Anomalepis colombia

Scientific classification
- Kingdom: Animalia
- Phylum: Chordata
- Class: Reptilia
- Order: Squamata
- Suborder: Serpentes
- Family: Anomalepididae
- Genus: Anomalepis
- Species: A. colombia
- Binomial name: Anomalepis colombia Marx, 1953

= Anomalepis colombia =

- Genus: Anomalepis
- Species: colombia
- Authority: Marx, 1953

Species of snake

Anomalepis colombia is a species of snake in the family Anomalepididae. It is endemic to Colombia and only known from the holotype collected in Caldas.
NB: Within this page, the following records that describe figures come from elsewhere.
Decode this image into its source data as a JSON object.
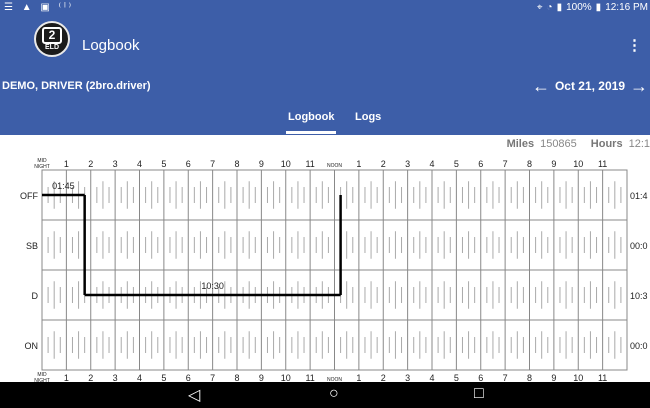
{
  "status": {
    "left_icons": [
      "menu-icon",
      "warning-icon",
      "image-icon",
      "signal-icon"
    ],
    "battery": "100%",
    "time": "12:16 PM"
  },
  "app": {
    "logo_text": "2",
    "logo_sub": "ELD",
    "title": "Logbook"
  },
  "driver": {
    "name": "DEMO, DRIVER (2bro.driver)",
    "date": "Oct 21, 2019"
  },
  "tabs": [
    {
      "label": "Logbook",
      "active": true
    },
    {
      "label": "Logs",
      "active": false
    }
  ],
  "summary": {
    "miles_label": "Miles",
    "miles_value": "150865",
    "hours_label": "Hours",
    "hours_value": "12:1"
  },
  "graph": {
    "hour_labels": [
      "MID\nNIGHT",
      "1",
      "2",
      "3",
      "4",
      "5",
      "6",
      "7",
      "8",
      "9",
      "10",
      "11",
      "NOON",
      "1",
      "2",
      "3",
      "4",
      "5",
      "6",
      "7",
      "8",
      "9",
      "10",
      "11"
    ],
    "rows": [
      {
        "label": "OFF",
        "total": "01:4"
      },
      {
        "label": "SB",
        "total": "00:0"
      },
      {
        "label": "D",
        "total": "10:3"
      },
      {
        "label": "ON",
        "total": "00:0"
      }
    ],
    "segments": [
      {
        "row": 0,
        "start": 0.0,
        "end": 1.75,
        "label": "01:45"
      },
      {
        "row": 2,
        "start": 1.75,
        "end": 12.25,
        "label": "10:30"
      },
      {
        "row": 0,
        "start": 12.25,
        "end": 12.25,
        "label": ""
      }
    ]
  },
  "colors": {
    "accent": "#3d5ea8",
    "line": "#000000",
    "grid": "#888888"
  },
  "nav": {
    "back": "◁",
    "home": "○",
    "recents": "□"
  }
}
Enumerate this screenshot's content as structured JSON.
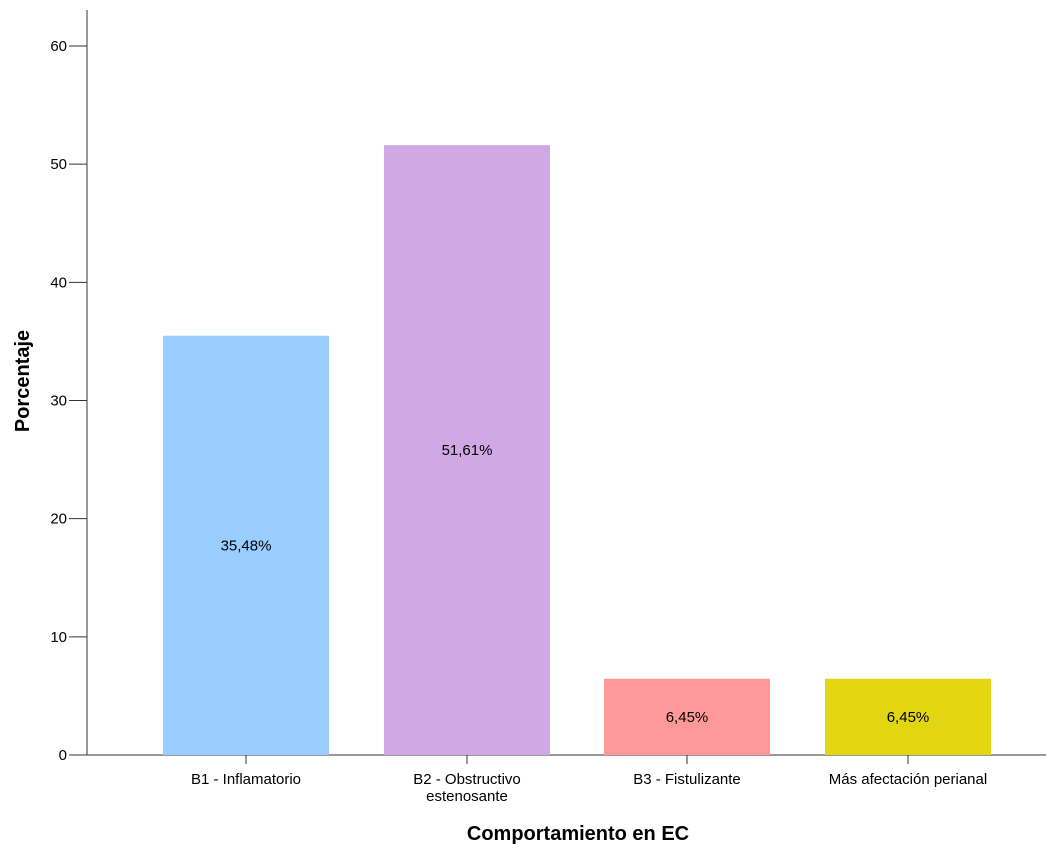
{
  "chart_data": {
    "type": "bar",
    "xlabel": "Comportamiento en EC",
    "ylabel": "Porcentaje",
    "ylim": [
      0,
      60
    ],
    "yticks": [
      0,
      10,
      20,
      30,
      40,
      50,
      60
    ],
    "grid": false,
    "categories": [
      [
        "B1 - Inflamatorio"
      ],
      [
        "B2 - Obstructivo",
        "estenosante"
      ],
      [
        "B3 - Fistulizante"
      ],
      [
        "Más afectación perianal"
      ]
    ],
    "values": [
      35.48,
      51.61,
      6.45,
      6.45
    ],
    "data_labels": [
      "35,48%",
      "51,61%",
      "6,45%",
      "6,45%"
    ],
    "colors": [
      "#99ccff",
      "#cfa8e4",
      "#ff9999",
      "#e2d512"
    ]
  }
}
Based on the reexamined holotype and two additional species, the Anomalepis colombia unique combination of 28-30/28-30/25-27 scales rows around the body, a rounded snout at the dorsal view, which moderately tapers in lateral view, has a total length of 170–193 mm (10 subcaudal scales, 4 supralabial and infralabial scales, 363-410 middorsal scales, and 357-402 midventral scales), uniform light brown color on dorsal, and creamish white color at ventral. This distinguishes Anomalepis colombia from the other species in the Anomalepis genus (A. mexicans, A. aspinous, and A. flavapices (Vanegas-Guerrero et al. 2019)).